When he went downstairs the men crowded about him, in order to hear the result. “Now your fortune’s made!” they said; “they’ll put you to machine-drawing now, and if you know your business you’ll get independent work and become a constructor. That’s the way Director Jeppesen got on; he started down here on the moulding-floor, and now he’s a great man!” Their faces were beaming with delight in his good fortune. He looked at them, and realized that they regarded him as capable of anything.

He spent the rest of the day as in a dream, and hurried home to share the news with Ellen. He was quite confused; there was a surging in his ears, as in childhood, when life suddenly revealed one of its miracles to him. Ellen flung her arms round his neck in her joy; she would not let him go again, but held him fast gazing at him wonderingly, as in the old days. “I’ve always known you were intended for something!” she said, looking at him with pride. “There’s no one like you! And now, only think. But the children, they must know too!” And she snatched little sister from her sleep, and informed her what had happened. The child began to cry.

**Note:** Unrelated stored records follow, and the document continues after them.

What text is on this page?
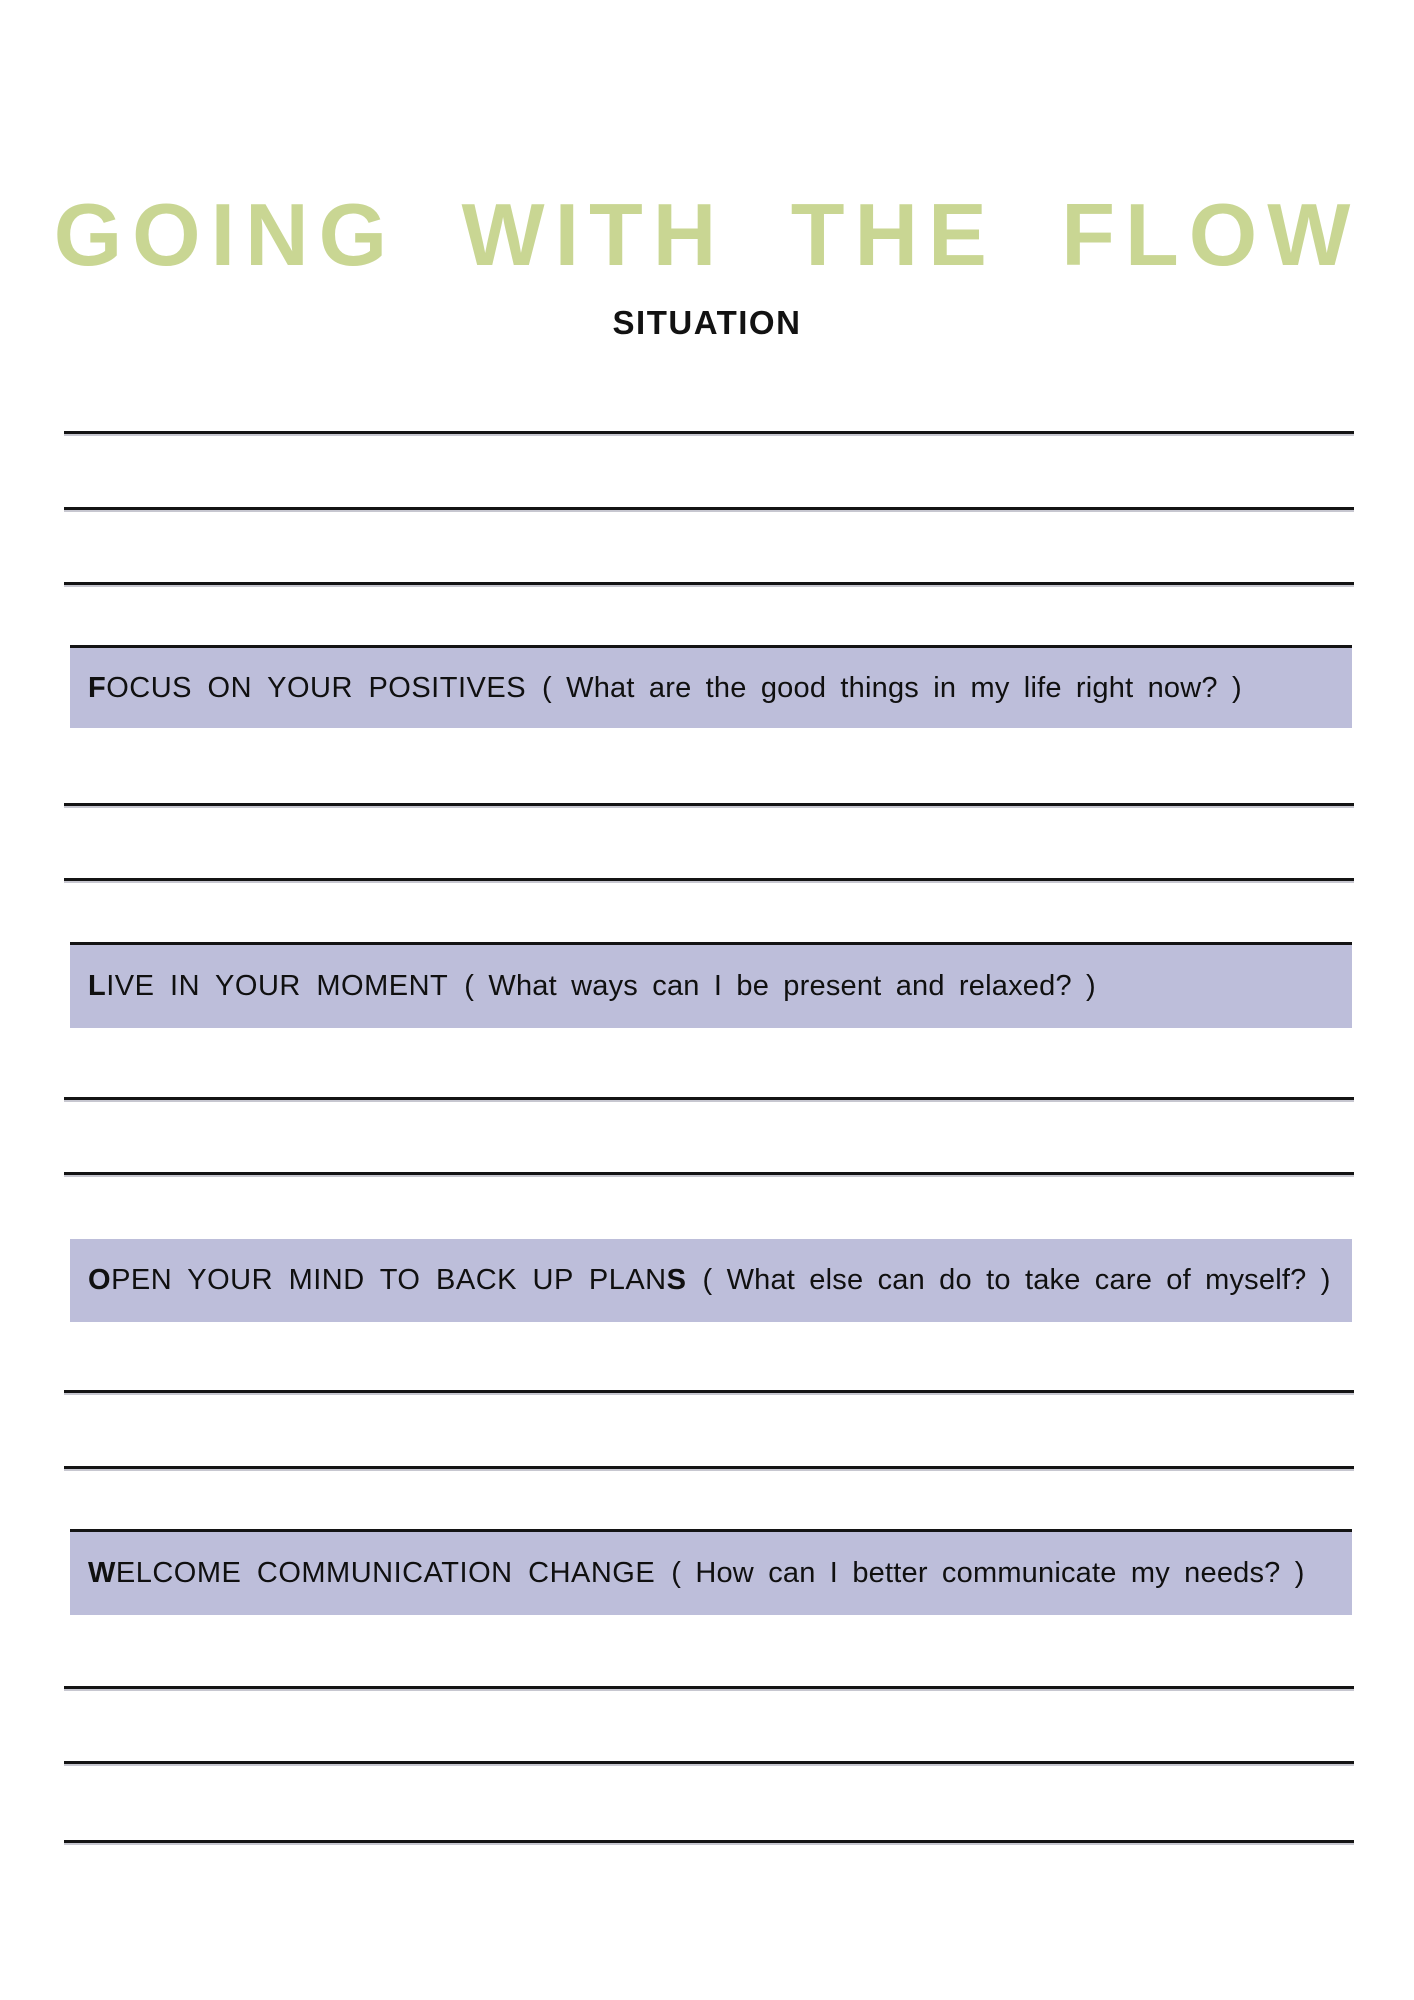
GOING WITH THE FLOW
SITUATION
FOCUS ON YOUR POSITIVES ( What are the good things in my life right now? )
LIVE IN YOUR MOMENT ( What ways can I be present and relaxed? )
OPEN YOUR MIND TO BACK UP PLANS ( What else can do to take care of myself? )
WELCOME COMMUNICATION CHANGE ( How can I better communicate my needs? )
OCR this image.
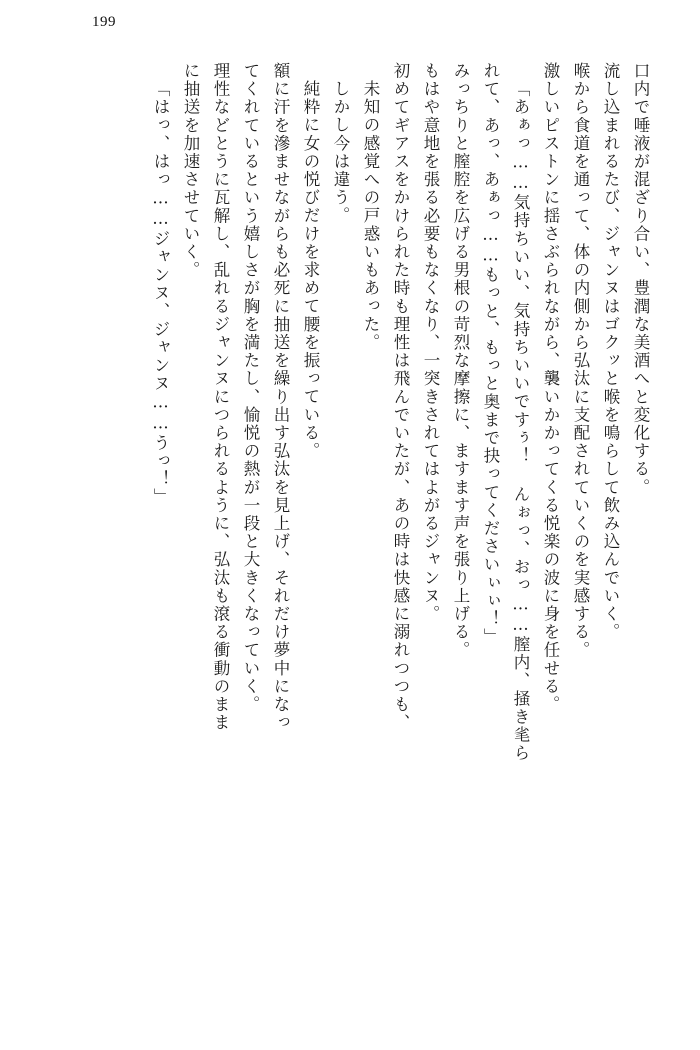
199
口内で唾液が混ざり合い、豊潤な美酒へと変化する。
流し込まれるたび、ジャンヌはゴクッと喉を鳴らして飲み込んでいく。
喉から食道を通って、体の内側から弘汰に支配されていくのを実感する。
激しいピストンに揺さぶられながら、襲いかかってくる悦楽の波に身を任せる。
「あぁっ……気持ちいい、気持ちいいですぅ！ んぉっ、おっ……膣内、掻き毟ら
れて、あっ、あぁっ……もっと、もっと奥まで抉ってくださいぃぃ！」
みっちりと膣腔を広げる男根の苛烈な摩擦に、ますます声を張り上げる。
もはや意地を張る必要もなくなり、一突きされてはよがるジャンヌ。
初めてギアスをかけられた時も理性は飛んでいたが、あの時は快感に溺れつつも、
未知の感覚への戸惑いもあった。
しかし今は違う。
純粋に女の悦びだけを求めて腰を振っている。
額に汗を滲ませながらも必死に抽送を繰り出す弘汰を見上げ、それだけ夢中になっ
てくれているという嬉しさが胸を満たし、愉悦の熱が一段と大きくなっていく。
理性などとうに瓦解し、乱れるジャンヌにつられるように、弘汰も滾る衝動のまま
に抽送を加速させていく。
「はっ、はっ……ジャンヌ、ジャンヌ……うっ！」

“You are frightening her, you are so delighted,” said Pelle, who was himself smiling all over his face.

“But now—now we shall mix with genteel people,” said Ellen suddenly, as she was laying the table. “If only I can adapt myself to it! And the children shall go to the middle-class school.”

When Pelle had eaten he was about to sit down to his cobbling. “No!” said Ellen decidedly, taking the work away, “that’s no work for you any longer!”

“But it must be finished,” said Pelle; “we can’t deliver half-finished work!”

“I’ll soon finish it for you; you just put your best clothes on; you look like a—”

“Like a working-man, eh?” said Pelle, smiling.

Pelle dressed himself and went off to the “Ark” to give Father Lasse the news. Later he would meet the others at his father-in-law’s. Lasse was at home, and was eating his supper. He had fried himself an egg over the stove, and there was beer and brandy on the table. He had rented a little room off the long corridor, near crazy Vinslev’s; there was no window, but there was a pane of glass over the door leading into the gloomy passage. The lime was falling from the walls, so that the cob was showing in great patches.

“Well, well,” said Lasse, delighted, “so it’s come to this! I’ve often wondered to myself why you had been given such unprofitable talents— such as lying about and painting on the walls or on paper—you, a poor laborer’s son. Something must be intended by that, I used to tell myself, in my own mind; perhaps it’s the gift of God and he’ll get on by reason of it! And now it really seems as if it’s to find its use.”